E.3.4 Charge Controller

The most simple charge controller would require only a single diode, preventing battery discharge over the solar cell. Overcharge protection could already be achieved by just another diode, which short-circuits the solar cell above a certain voltage threshold. Another option would be a self-regulating system design by matching maximum solar cell voltage to the maximum voltage of the storage unit. This would be desirable, owing to the sheer simplicity of the concept. However, matching battery and PV voltage is difficult, because battery voltage depends on the battery state of charge, and PV voltage depends on irradiance intensity. Voltage converters, in contrast, require rather complex electronics but also lead to greater design freedom. Theoretically, when incorporating a voltage stepping unit, all combinations for the three categories of storage, module setup, and PV technology become possible, as depicted in Figure E.3.2. Voltage converters apply DC/DC up- or down-conversion (of PV voltage), so they are most logically considered in combination with maximum power point tracking. With the single-cell concept already chosen, we opted for charge controller electronics that perform voltage up-conversion and maximum power point tracking.
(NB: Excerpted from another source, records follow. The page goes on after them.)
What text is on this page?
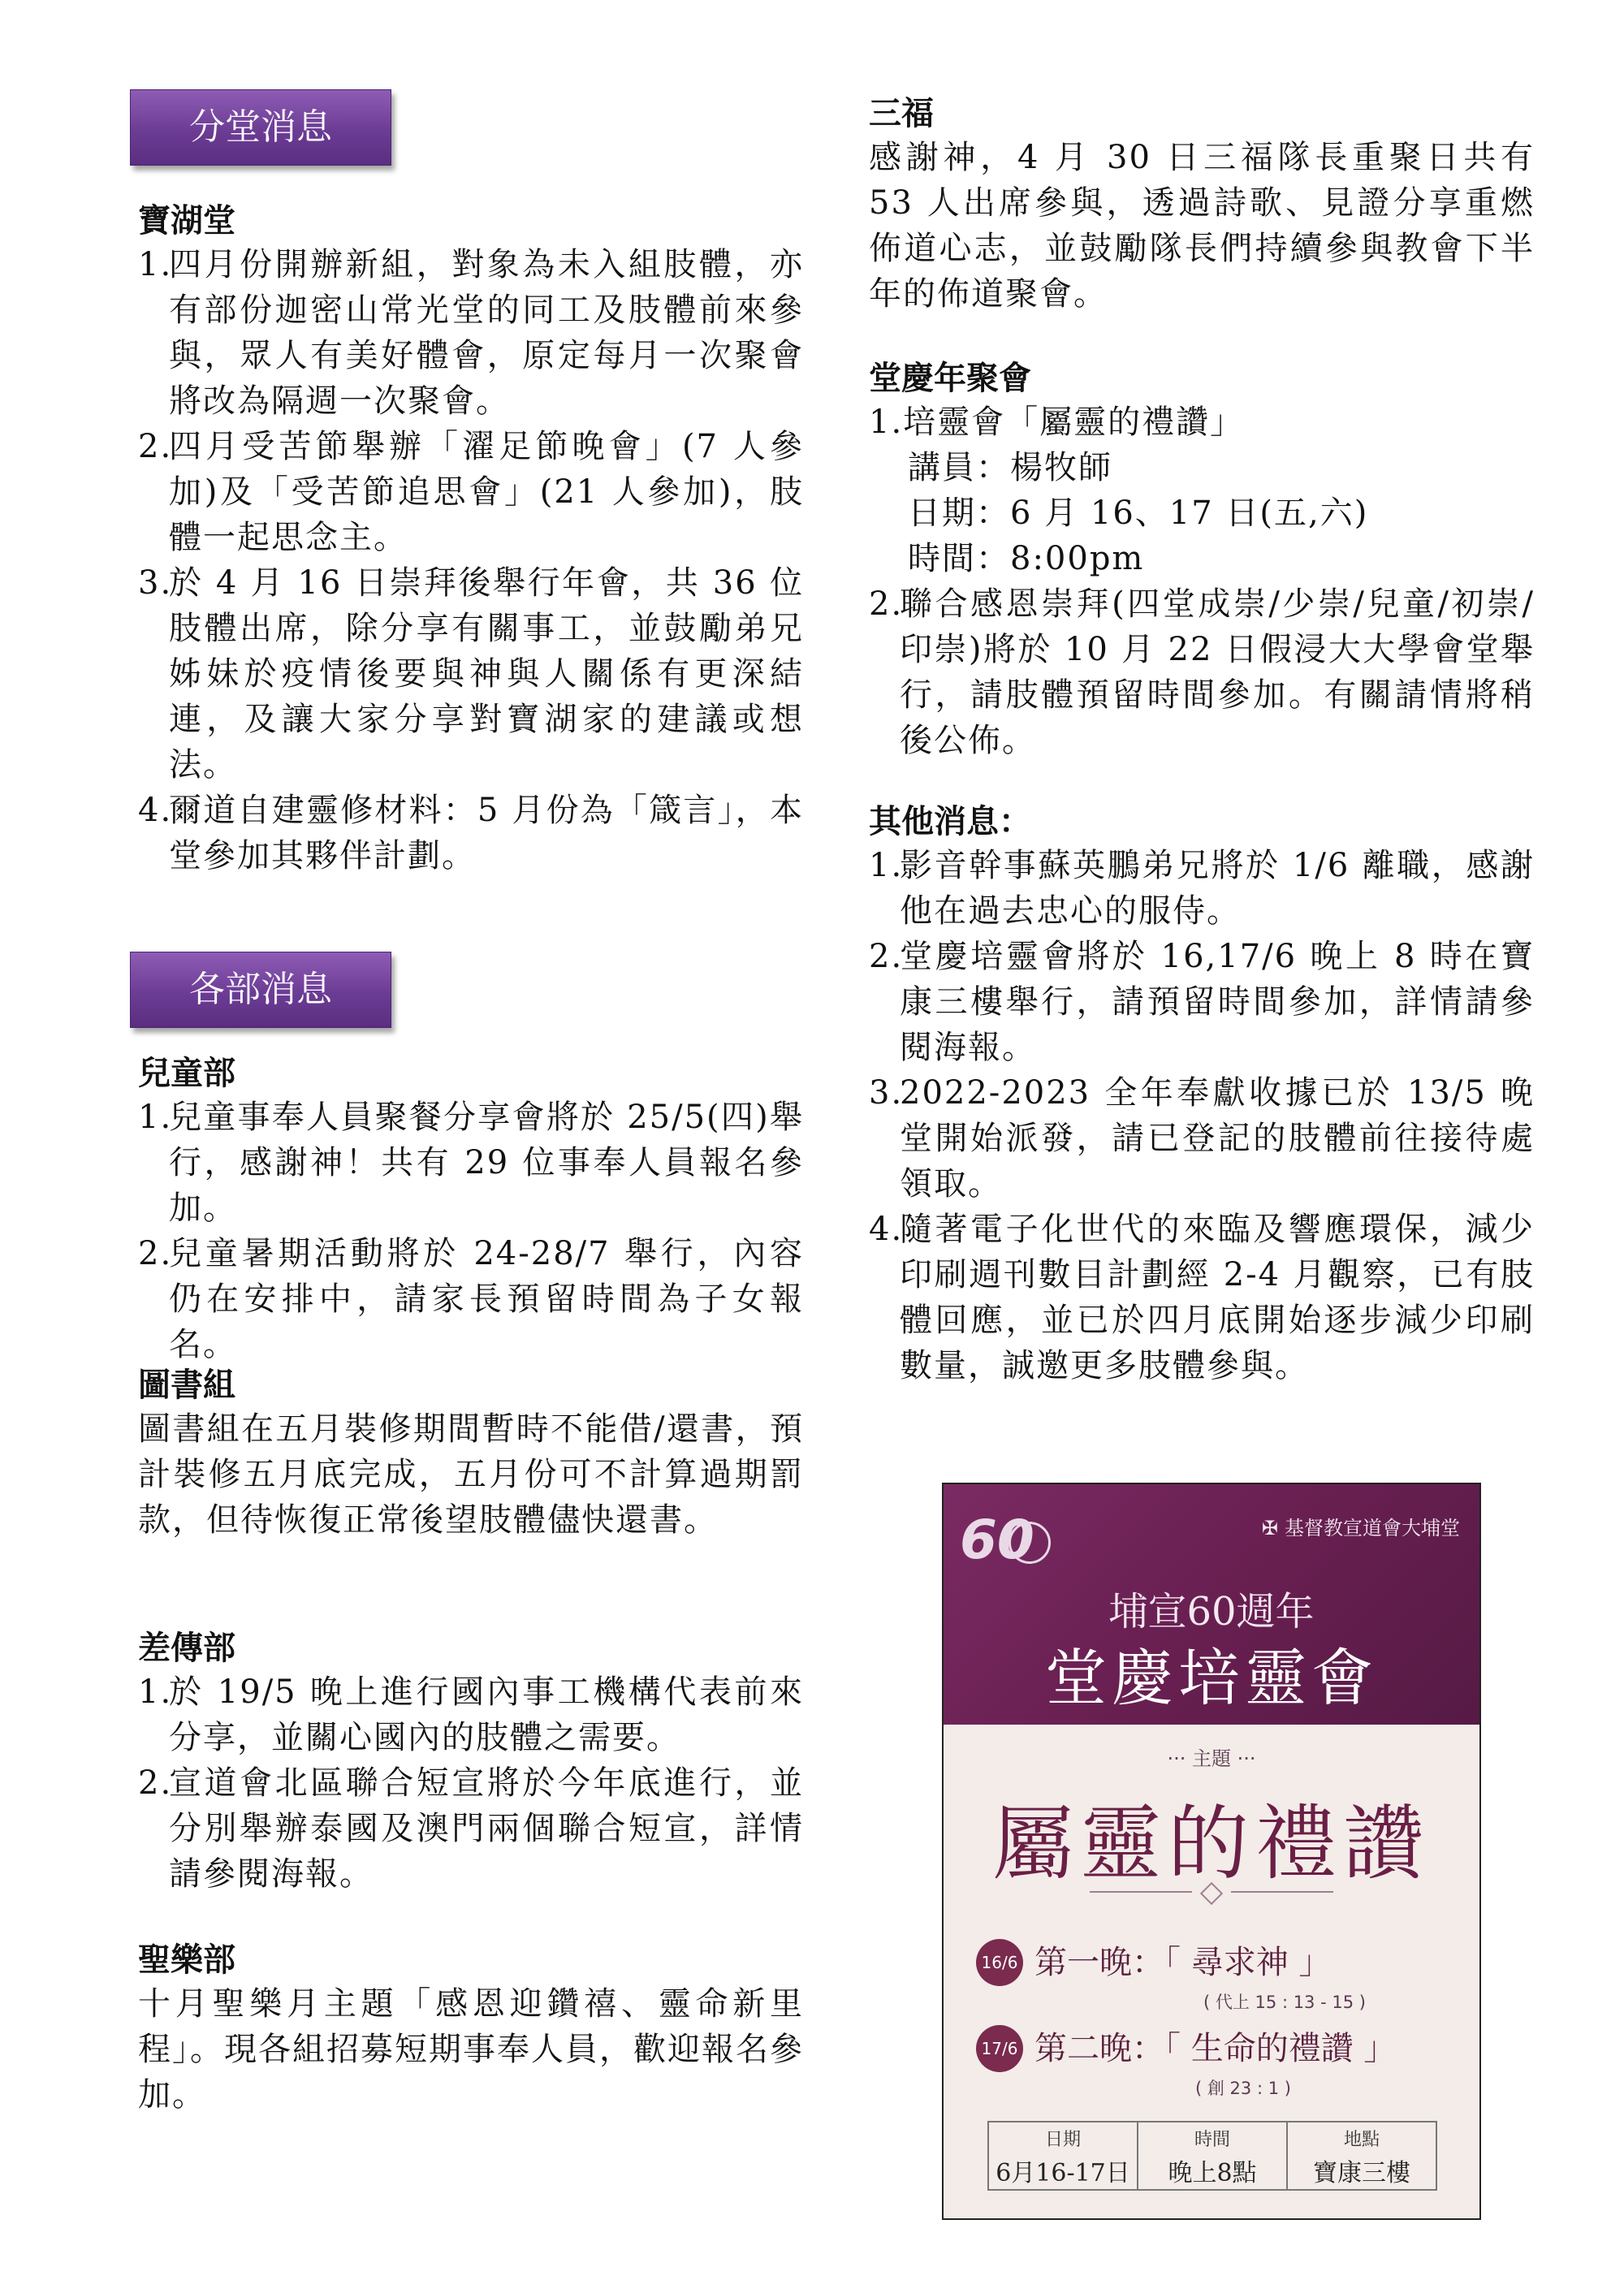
分堂消息

寶湖堂

1.
四月份開辦新組，對象為未入組肢體，亦有部份迦密山常光堂的同工及肢體前來參與，眾人有美好體會，原定每月一次聚會將改為隔週一次聚會。
2.
四月受苦節舉辦「濯足節晚會」(7 人參加)及「受苦節追思會」(21 人參加)，肢體一起思念主。
3.
於 4 月 16 日崇拜後舉行年會，共 36 位肢體出席，除分享有關事工，並鼓勵弟兄姊妹於疫情後要與神與人關係有更深結連，及讓大家分享對寶湖家的建議或想法。
4.
爾道自建靈修材料：5 月份為「箴言」，本堂參加其夥伴計劃。
各部消息

兒童部

1.
兒童事奉人員聚餐分享會將於 25/5(四)舉行，感謝神！共有 29 位事奉人員報名參加。
2.
兒童暑期活動將於 24-28/7 舉行，內容仍在安排中，請家長預留時間為子女報名。

圖書組

圖書組在五月裝修期間暫時不能借/還書，預計裝修五月底完成，五月份可不計算過期罰款，但待恢復正常後望肢體儘快還書。

差傳部

1.
於 19/5 晚上進行國內事工機構代表前來分享，並關心國內的肢體之需要。
2.
宣道會北區聯合短宣將於今年底進行，並分別舉辦泰國及澳門兩個聯合短宣，詳情請參閱海報。

聖樂部

十月聖樂月主題「感恩迎鑽禧、靈命新里程」。現各組招募短期事奉人員，歡迎報名參加。

三福

感謝神，4 月 30 日三福隊長重聚日共有 53 人出席參與，透過詩歌、見證分享重燃佈道心志，並鼓勵隊長們持續參與教會下半年的佈道聚會。

堂慶年聚會

1.培靈會「屬靈的禮讚」

講員：楊牧師
日期：6 月 16、17 日(五,六)
時間：8:00pm
2.
聯合感恩崇拜(四堂成崇/少崇/兒童/初崇/印崇)將於 10 月 22 日假浸大大學會堂舉行，請肢體預留時間參加。有關請情將稍後公佈。

其他消息：

1.
影音幹事蘇英鵬弟兄將於 1/6 離職，感謝他在過去忠心的服侍。
2.
堂慶培靈會將於 16,17/6 晚上 8 時在寶康三樓舉行，請預留時間參加，詳情請參閱海報。
3.
2022-2023 全年奉獻收據已於 13/5 晚堂開始派發，請已登記的肢體前往接待處領取。
4.
隨著電子化世代的來臨及響應環保，減少印刷週刊數目計劃經 2-4 月觀察，已有肢體回應，並已於四月底開始逐步減少印刷數量，誠邀更多肢體參與。
60	✠ 基督教宣道會大埔堂
埔宣60週年
堂慶培靈會
··· 主題 ···
屬靈的禮讚
16/6 第一晚：「 尋求神 」
( 代上 15 : 13 - 15 )
17/6 第二晚：「 生命的禮讚 」
( 創 23 : 1 )
日期
6月16-17日
時間
晚上8點
地點
寶康三樓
Figure E.3.2 Morphological chart of possible SPM designs concerning solar cell implementation and the possible voltage ranges of the different subcomponents

On top of charge controlling, the electronics should provide a battery status indication, as defined in the design criteria. It was decided to use only battery voltage as the battery SOC indication. In this case, the selected NiMH battery type only allows indicating battery SOC as either full or almost empty, due to the rather SOC-independent voltage potential of NiMH batteries. It would be desirable to indicate battery SOC through a bar graph composed of four or more elements. Moreover, indicating the positive influence of sunbathing may encourage users to sunbathe the mouse more regularly. However, we opted for a relatively simple but cheap and fast solution.